TheGamers Ashley Schofield praised that the character's sexuality was not only readily in dialogue but also illustrated his "flamboyant plant-based design". Shepard for Kotaku also examined his design, stating that there "an elegance to the way he presents himself and speaks" present in his character. He felt that several aspects of his appearance, such as his open shirt and flowing hair all helped illustrate a queer identity, with the large pink lotus in particular serving as a loud and vibrant certerpiece. He compared this to the design of another Overwatch character, Soldier: 76, who had previously been revealed as gay. Shepard felt that Lifeweaver's design in contrast to 76's help illustrate a spectrum of what queer masculinity could be in regards to character design.

The character has also been discussed in regards to representations of LGBTQ characters in video games.
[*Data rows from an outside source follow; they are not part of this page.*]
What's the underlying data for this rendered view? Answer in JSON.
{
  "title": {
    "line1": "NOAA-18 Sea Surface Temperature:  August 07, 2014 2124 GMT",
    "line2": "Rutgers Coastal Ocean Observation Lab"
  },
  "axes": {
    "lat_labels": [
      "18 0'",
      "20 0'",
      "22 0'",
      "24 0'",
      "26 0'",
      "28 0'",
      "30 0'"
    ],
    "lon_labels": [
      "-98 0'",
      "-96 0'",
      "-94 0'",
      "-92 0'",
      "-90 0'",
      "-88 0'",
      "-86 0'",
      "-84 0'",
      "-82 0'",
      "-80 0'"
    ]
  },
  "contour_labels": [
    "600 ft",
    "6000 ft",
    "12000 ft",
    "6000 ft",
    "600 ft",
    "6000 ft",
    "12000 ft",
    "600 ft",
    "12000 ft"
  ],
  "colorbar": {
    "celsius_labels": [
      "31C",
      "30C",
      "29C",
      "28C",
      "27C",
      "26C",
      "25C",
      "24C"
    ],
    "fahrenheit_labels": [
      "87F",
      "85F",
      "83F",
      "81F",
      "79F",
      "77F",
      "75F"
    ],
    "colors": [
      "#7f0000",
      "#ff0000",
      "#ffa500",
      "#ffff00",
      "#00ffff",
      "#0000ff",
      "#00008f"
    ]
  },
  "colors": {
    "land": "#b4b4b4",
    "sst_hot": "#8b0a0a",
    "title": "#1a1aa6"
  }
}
Cat Bussell of TechRadar praised how he felt like a departure from other Overwatch characters in that his sexuality was represented in-game through dialogue, calling it gratifying. Michael Winkel in another article for TechRadar added that he felt Lifeweaver's introduction could allow for more inclusivity, emphasizing his surprise in discovering Soldier: 76 was gay, something he attributed to the fact that Overwatch never openly acknowledges or references the subject of 76's sexuality in-game. In contrast, Lifeweaver's pansexuality was a more direct part of his character and readily referenced, and something Winkel felt could work as a backdrop to normalize the existence of such. Meanwhile, Schofield in her own article pointed out that while Lifeweaver was a step forward for Blizzard in terms of LGBTQ representation, his debut coincided with the announcement of a civil suit against Blizzard, which had led some to believe it may have been intended as a shield to protect Blizzard's image.